Adams' take on middlemen notwithstanding, most of America's small businesses are based on jobs that qualify more as middlemen. The economic argument runs something like this: large companies have the resources to do lots of things, like build large finished products, manage their own public relations, and so forth, but eventually economies of scale cause them to become inefficient at particular activities. It is in these small niches, like transportation, package delivery, paper shuffling, sub-component manufacturing, brochure design and printing, etc., that individuals and small companies can find ways to do things more cheaply, start their own business, and save the larger companies money than they would spend doing minor tasks themselves.

Tim Pickens, President of Orion Propulsion, stated this position to me early on in his company's existence: "I don't want to build the Transcontinental Railroad, I want to be the guy selling pickaxes to the workers." He understood what I think many big dreamers in the entrepreneurial space business often miss: the real money is to be made at the second- and third-tier supplier level, not at the level of building America's Next Great Rocket Ship.

Elon Musk's SpaceX does what's called "vertical integration" of his business, in that he is building nearly every part of his rocket in-house from start to finish because he cannot find the suppliers he needs to build the specialized components he wants, and it is not cost-effective for the big aerospace firms to build them in the small lots SpaceX needs.

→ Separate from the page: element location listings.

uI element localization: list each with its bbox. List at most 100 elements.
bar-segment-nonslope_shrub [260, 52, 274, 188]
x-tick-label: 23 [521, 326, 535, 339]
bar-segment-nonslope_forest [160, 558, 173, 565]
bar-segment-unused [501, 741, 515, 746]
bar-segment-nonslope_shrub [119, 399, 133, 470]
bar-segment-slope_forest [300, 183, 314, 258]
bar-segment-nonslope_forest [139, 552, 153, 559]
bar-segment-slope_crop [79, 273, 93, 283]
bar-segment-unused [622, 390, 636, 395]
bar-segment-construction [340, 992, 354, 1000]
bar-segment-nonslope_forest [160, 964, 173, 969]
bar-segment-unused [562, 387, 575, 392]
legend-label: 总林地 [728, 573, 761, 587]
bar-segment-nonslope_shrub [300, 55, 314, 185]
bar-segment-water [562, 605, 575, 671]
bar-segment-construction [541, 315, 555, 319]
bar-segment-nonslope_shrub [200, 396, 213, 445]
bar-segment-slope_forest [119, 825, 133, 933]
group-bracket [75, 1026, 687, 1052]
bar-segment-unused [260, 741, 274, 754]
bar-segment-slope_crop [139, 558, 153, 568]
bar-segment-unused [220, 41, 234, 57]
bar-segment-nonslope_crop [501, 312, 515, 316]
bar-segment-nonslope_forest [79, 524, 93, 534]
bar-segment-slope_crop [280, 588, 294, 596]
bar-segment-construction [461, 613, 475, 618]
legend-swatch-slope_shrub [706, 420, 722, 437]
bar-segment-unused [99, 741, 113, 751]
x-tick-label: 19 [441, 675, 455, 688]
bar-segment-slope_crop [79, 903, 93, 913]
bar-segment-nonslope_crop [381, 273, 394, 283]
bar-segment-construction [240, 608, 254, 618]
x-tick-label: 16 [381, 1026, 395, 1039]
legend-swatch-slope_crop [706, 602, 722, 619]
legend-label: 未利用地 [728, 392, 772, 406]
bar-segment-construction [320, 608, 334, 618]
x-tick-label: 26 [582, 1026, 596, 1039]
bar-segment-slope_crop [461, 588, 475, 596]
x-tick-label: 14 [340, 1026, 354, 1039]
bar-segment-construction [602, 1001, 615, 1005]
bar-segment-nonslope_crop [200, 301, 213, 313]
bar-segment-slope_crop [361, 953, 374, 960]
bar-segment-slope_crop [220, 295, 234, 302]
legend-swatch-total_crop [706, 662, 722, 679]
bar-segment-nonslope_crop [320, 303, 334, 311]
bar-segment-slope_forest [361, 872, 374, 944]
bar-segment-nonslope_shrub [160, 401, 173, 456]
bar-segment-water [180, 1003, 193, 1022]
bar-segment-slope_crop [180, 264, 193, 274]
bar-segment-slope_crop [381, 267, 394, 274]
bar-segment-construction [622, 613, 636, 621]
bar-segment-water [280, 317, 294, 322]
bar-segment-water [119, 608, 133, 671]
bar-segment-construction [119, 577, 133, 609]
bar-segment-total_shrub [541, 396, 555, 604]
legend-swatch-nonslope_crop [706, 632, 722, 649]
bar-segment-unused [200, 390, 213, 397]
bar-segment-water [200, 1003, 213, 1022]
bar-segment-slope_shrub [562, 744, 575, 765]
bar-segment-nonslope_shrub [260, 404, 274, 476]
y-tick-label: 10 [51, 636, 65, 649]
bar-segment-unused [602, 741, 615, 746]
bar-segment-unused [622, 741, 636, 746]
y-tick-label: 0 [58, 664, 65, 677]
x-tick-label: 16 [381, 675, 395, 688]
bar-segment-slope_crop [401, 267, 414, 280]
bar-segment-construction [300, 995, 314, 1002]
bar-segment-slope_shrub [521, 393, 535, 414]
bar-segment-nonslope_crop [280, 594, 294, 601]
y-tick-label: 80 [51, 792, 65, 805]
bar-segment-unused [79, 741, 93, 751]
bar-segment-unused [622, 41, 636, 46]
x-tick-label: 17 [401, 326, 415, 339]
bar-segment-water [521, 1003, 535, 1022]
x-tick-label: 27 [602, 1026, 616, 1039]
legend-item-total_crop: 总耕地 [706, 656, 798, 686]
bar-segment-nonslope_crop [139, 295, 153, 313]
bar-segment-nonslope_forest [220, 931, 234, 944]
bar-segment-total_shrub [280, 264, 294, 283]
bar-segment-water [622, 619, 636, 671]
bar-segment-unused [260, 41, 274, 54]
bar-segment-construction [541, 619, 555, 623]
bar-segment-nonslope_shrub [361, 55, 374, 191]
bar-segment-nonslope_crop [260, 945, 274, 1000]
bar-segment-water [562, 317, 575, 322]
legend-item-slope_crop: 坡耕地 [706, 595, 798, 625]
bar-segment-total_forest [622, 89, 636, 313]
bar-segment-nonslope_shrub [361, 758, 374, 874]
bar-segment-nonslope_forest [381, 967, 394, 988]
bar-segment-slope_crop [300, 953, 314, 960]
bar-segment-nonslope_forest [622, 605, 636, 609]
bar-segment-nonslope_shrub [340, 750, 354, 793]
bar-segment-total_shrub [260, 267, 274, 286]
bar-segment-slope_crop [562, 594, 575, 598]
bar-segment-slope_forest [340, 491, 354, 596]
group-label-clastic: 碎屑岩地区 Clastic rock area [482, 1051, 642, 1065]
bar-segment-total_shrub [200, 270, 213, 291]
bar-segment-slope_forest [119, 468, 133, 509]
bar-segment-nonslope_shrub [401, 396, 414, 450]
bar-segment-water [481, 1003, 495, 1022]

Until the second- and third-tier suppliers come along to support the specialized widgets and services New Space companies need to make their rockets go, vertical integration efforts like Musk's will continue.

Now Pickens happens to be a maker of widgets--he's not necessarily building entire launch vehicles (though he does those, too), but he is developing new engines, new technologies, and new ways of doing things on the margins that the bigger companies don't always have the time or money to do. He's starting to build thrusters for Bigelow Aerospace's much bigger project, the Sundancer inflatable space station.

So what would I do, English major and mid-tier bureaucrat that I am, if I was sufficiently motivated or capitalized? Here are some of the niches where I could start a relatively successful business:

  • Communication, marketing, public relations, and branding services.
  • Business and marketing plan development for startups.
  • Federal regulatory compliance -- helping smaller aerospace companies complete and obtain the legal permits to do things that occasionally go boom, e.g., FAA flight approvals, environmental impact statements, etc. This would obviously require a few lawyers on staff.
  • Market research - seeking out "spinoff" uses and customers for new aerospace technologies
  • Developing aerospace-related education products for educators.
  • General administrative staffing to handle any or all of the above.
  • Concession services at spaceports, once they're finally open for business--think of all those businesses in commercial airports--food & beverage, retail, parking, business centers, etc.

Other small businesses are possible, of course, but this is mostly an intellectual exercise at this point because I'm happy where I am. Still, if the American economic engine is allowed to function normally again, I will not be the only one to think of ways to make money in the new space economy. The saying used to be, "If you can build a better mousetrap, the world will beat a path to your door." Let's hope that continues.